An Arduino project about using a couple of sensors attached to an Arduino Mini Pro to measure temperature and humidity in my orchard and send data via RF433 to an ESP8266 (E12) that is connected to domestic WiFi and also controls flow of water in an irrigation pipe. This allows to have the sensors up to 150m away (orchard or garden) of the point where ESP8266 server can stay connected to internet (house), to send data to a ThingerIO public site, where data is graphed at one sample per minute.

Beside the two sensors (red and blue lines in pictures) I have also added another Arduino mini pro that just uses a single sensor to send environment data from inside my house (green line in next picture). So in total,we receive RF messages from three sensors, two in orchard and one inside the house.

We explain now a little what each part does in the project.

• A couple of Bosch BME-280
• A BME-280 and a thermistor (calibrated thermistor for better accuracy) with an ADS1115 ADC chip to measure thermistor voltage.

With two sensors, we can measure air and soil temperature. I'm now measuring soil temperature at 60cm below ground. (Why?...Because of curiosity....What's the phase delay between a peak in temperature at ground level and 60cm below it?.Will average temperature at that depth slowly increase due to global warming?...not in the three years I'm been watching...)

Sensors board is powered by a solar panel (2.5W 5V/500mAh) that feeds a LiPo battery, and loads during day and discharges during night. This is controlled by a MCP78371 chip. Being powered by battery, is important to monitor battery voltage, so sensors board in the orchard has a power saving mechanism based on its own voltage monitoring. If voltage drops below some levels, it will transmit data less often to save battery charge.

Battery capacity is 150mA or 350mA and sensor data is sent via RF in 433Mhz band. During day, measurements are sent each minute. During night, in winter, voltage monitoring sensor board enters in power save mode sending messages each 3 min.

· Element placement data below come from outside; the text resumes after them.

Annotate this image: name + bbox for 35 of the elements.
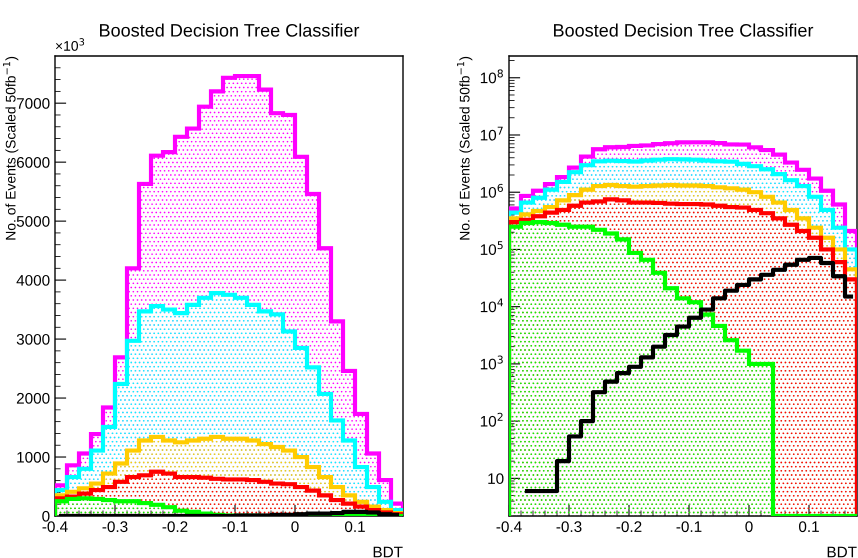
x-tick-label: 0.1 [344,521,365,532]
y-tick-label: 10$^{8}$ [480,69,503,84]
y-tick-label: 10 [488,473,504,484]
y-tick-label: 0 [42,510,50,522]
y-tick-label: 6000 [16,157,50,168]
x-tick-label: -0.2 [616,521,642,532]
x-tick-label: -0.1 [676,521,702,532]
y-tick-label: 10$^{6}$ [480,184,503,198]
y-tick-label: 10$^{7}$ [480,126,503,141]
y-tick-label: 3000 [16,334,50,345]
y-axis-title: No. of Events (Scaled 50fb$^{−1}$) [3,56,18,240]
chart-title: Boosted Decision Tree Classifier [100,23,360,37]
y-tick-label: 10$^{4}$ [480,298,504,312]
x-tick-label: 0 [745,521,753,532]
x-tick-label: -0.1 [222,521,248,532]
y-tick-label: 10$^{2}$ [480,412,503,427]
y-tick-label: 1000 [17,452,50,463]
y-tick-label: 7000 [16,98,50,109]
x-tick-label: -0.3 [102,521,128,532]
x-axis-title: BDT [828,546,857,558]
y-tick-label: 4000 [16,274,50,286]
y-axis-title: No. of Events (Scaled 50fb$^{−1}$) [457,56,472,240]
y-tick-label: 10$^{5}$ [480,241,503,256]
y-tick-label: 2000 [16,392,50,404]
x-tick-label: -0.4 [496,521,522,532]
x-tick-label: -0.3 [556,521,582,532]
x-tick-label: -0.4 [42,521,68,532]
y-tick-label: 10$^{3}$ [480,356,503,370]
x-axis-title: BDT [374,546,403,558]
x-tick-label: 0.1 [798,521,819,532]
x-tick-label: -0.2 [162,521,188,532]
y-tick-label: 5000 [16,216,50,227]
chart-title: Boosted Decision Tree Classifier [554,23,814,37]
x-tick-label: 0 [291,521,299,532]
text: ×10$^{3}$ [56,38,84,51]
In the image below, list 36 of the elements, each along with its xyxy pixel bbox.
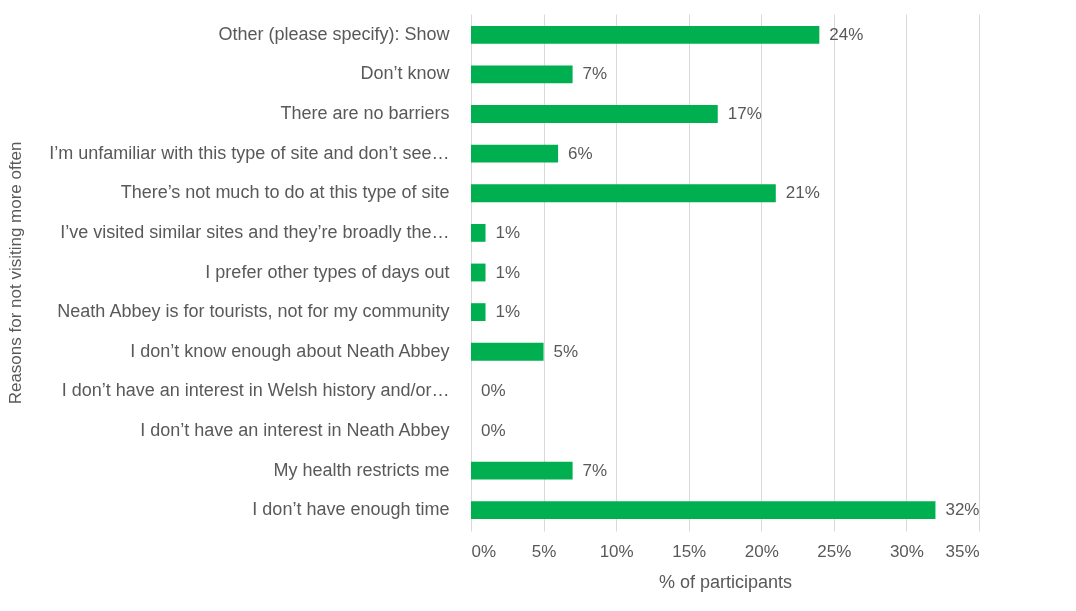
x-tick-label: 30%	[889, 541, 924, 561]
data-label: 7%	[582, 64, 608, 84]
x-tick-label: 10%	[599, 541, 634, 561]
x-tick-label: 0%	[471, 541, 497, 561]
data-label: 0%	[481, 381, 506, 401]
y-tick-label: I don’t have enough time	[252, 499, 450, 520]
data-label: 1%	[495, 222, 521, 242]
y-axis-title: Reasons for not visiting more often	[6, 141, 26, 405]
y-tick-label: Don’t know	[360, 63, 451, 84]
data-label: 7%	[582, 460, 608, 480]
x-axis-title: % of participants	[658, 571, 793, 592]
data-label: 1%	[495, 262, 521, 282]
y-tick-label: My health restricts me	[273, 459, 450, 480]
x-tick-label: 5%	[531, 541, 557, 561]
x-tick-label: 35%	[945, 541, 980, 561]
y-tick-label: Other (please specify): Show	[218, 23, 451, 44]
data-label: 0%	[481, 420, 506, 440]
x-tick-label: 15%	[672, 541, 707, 561]
y-tick-label: I’m unfamiliar with this type of site and don’t see…	[49, 142, 450, 163]
data-label: 17%	[727, 104, 762, 124]
y-tick-label: I don’t have an interest in Welsh history and/or…	[61, 380, 450, 401]
y-tick-label: I’ve visited similar sites and they’re broadly the…	[60, 221, 450, 242]
y-tick-label: There are no barriers	[280, 103, 450, 124]
data-label: 21%	[785, 183, 820, 203]
y-tick-label: Neath Abbey is for tourists, not for my community	[57, 301, 450, 322]
y-tick-label: I don’t know enough about Neath Abbey	[130, 340, 450, 361]
x-tick-label: 25%	[817, 541, 852, 561]
data-label: 24%	[829, 24, 864, 44]
y-tick-label: There’s not much to do at this type of site	[120, 182, 450, 203]
data-label: 6%	[568, 143, 593, 163]
data-label: 5%	[553, 341, 579, 361]
data-label: 1%	[495, 302, 521, 322]
y-tick-label: I prefer other types of days out	[205, 261, 450, 282]
x-tick-label: 20%	[744, 541, 779, 561]
y-tick-label: I don’t have an interest in Neath Abbey	[140, 419, 450, 440]
data-label: 32%	[945, 500, 980, 520]
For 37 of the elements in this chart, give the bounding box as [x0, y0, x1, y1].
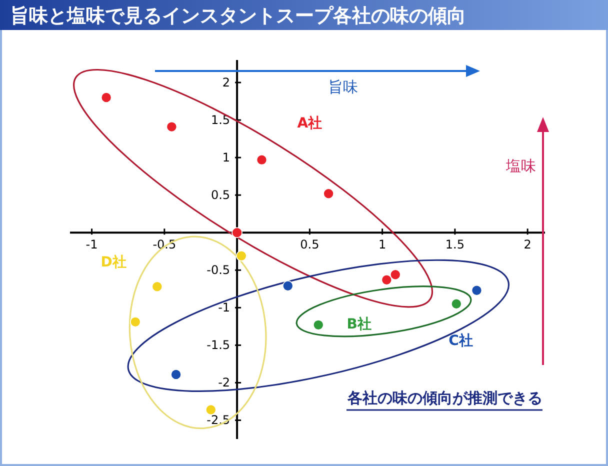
y-tick-label: -0.5 [206, 263, 230, 278]
point [166, 121, 178, 132]
y-tick-label: -1 [218, 300, 230, 315]
text: C社 [448, 333, 473, 350]
text: D社 [100, 254, 126, 270]
y-tick-label: 0.5 [210, 188, 230, 202]
x-tick-label: 2 [524, 238, 532, 252]
point [381, 274, 392, 286]
y-tick-label: 1.5 [210, 113, 230, 128]
x-tick-label: 0.5 [300, 238, 320, 252]
x-tick-label: 1.5 [445, 238, 464, 252]
point [170, 369, 182, 380]
y-tick-label: -1.5 [206, 338, 230, 352]
point [282, 280, 294, 292]
y-tick-label: 2 [222, 76, 230, 90]
point [312, 320, 324, 330]
text: A社 [297, 116, 322, 132]
x-tick-label: -1 [86, 238, 98, 252]
point [471, 285, 482, 296]
point [450, 298, 462, 310]
annotation: 各社の味の傾向が推測できる [346, 389, 542, 407]
y-tick-label: 1 [222, 150, 230, 165]
point [256, 154, 268, 166]
point [232, 227, 242, 238]
y-tick-label: -2 [218, 376, 230, 390]
y-axis-title: 塩味 [505, 157, 536, 175]
series-label: B社 [346, 316, 372, 333]
point [152, 281, 163, 292]
point [390, 269, 401, 280]
point [100, 92, 112, 103]
x-axis-title: 旨味 [328, 78, 358, 96]
point [323, 188, 334, 199]
point [236, 250, 247, 262]
chart-title: 旨味と塩味で見るインスタントスープ各社の味の傾向 [10, 5, 466, 27]
point [130, 316, 141, 328]
point [206, 404, 216, 416]
x-tick-label: 1 [378, 238, 386, 252]
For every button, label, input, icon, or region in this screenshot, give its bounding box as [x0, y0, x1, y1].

This is enough to keep this level all night with no problem (and even some days if no solar power is present). In case voltage decreases even more (very unusual), messages are sent each 10min, and even each 30min. This state can be mantained for much more than a week.

Measured current consuptiom in sleep state is about 180uA for the two BME280 sensors board version. For thermistor version, raises to 700uA (and i'm trying to reduce that).When board wakes up each minute and measures and sends RF data, current jumps to 8mA for 5 seconds or so. Thermistor constant current used to do accurate measurments is produced by a typical LM334 current source, soon to be replaced for the REF200U chip, with lower temperature drift.

Water control devices are:

• A solenoid valve revamped from an old water irrigation timer, like this
• A DC dual H-Bridge motor controller driver board, based on MX1616 controller, to command the valve.
• A Hall effect water flowmeter, that provides pulses that are counted by ESP as interrupts per time interval.

The ESP server receives RF data using typical superheterodyne SRX882 chip. Each RF sensor sends messages with an identifier, and using that he knows how to parse its data (packed as a 32bit long type) and its origin (house or orchard).

Server box is placed outside, up in one wall of my house where WiFi access is feasible, so it can open a session in ThingerIO cloud. It's inside a plastic box and feeded by a little 220V to 3.3V converter. Is attached to a six wire cable that receives the cables for solenoid valve and waterflow meter (red lines in picture above).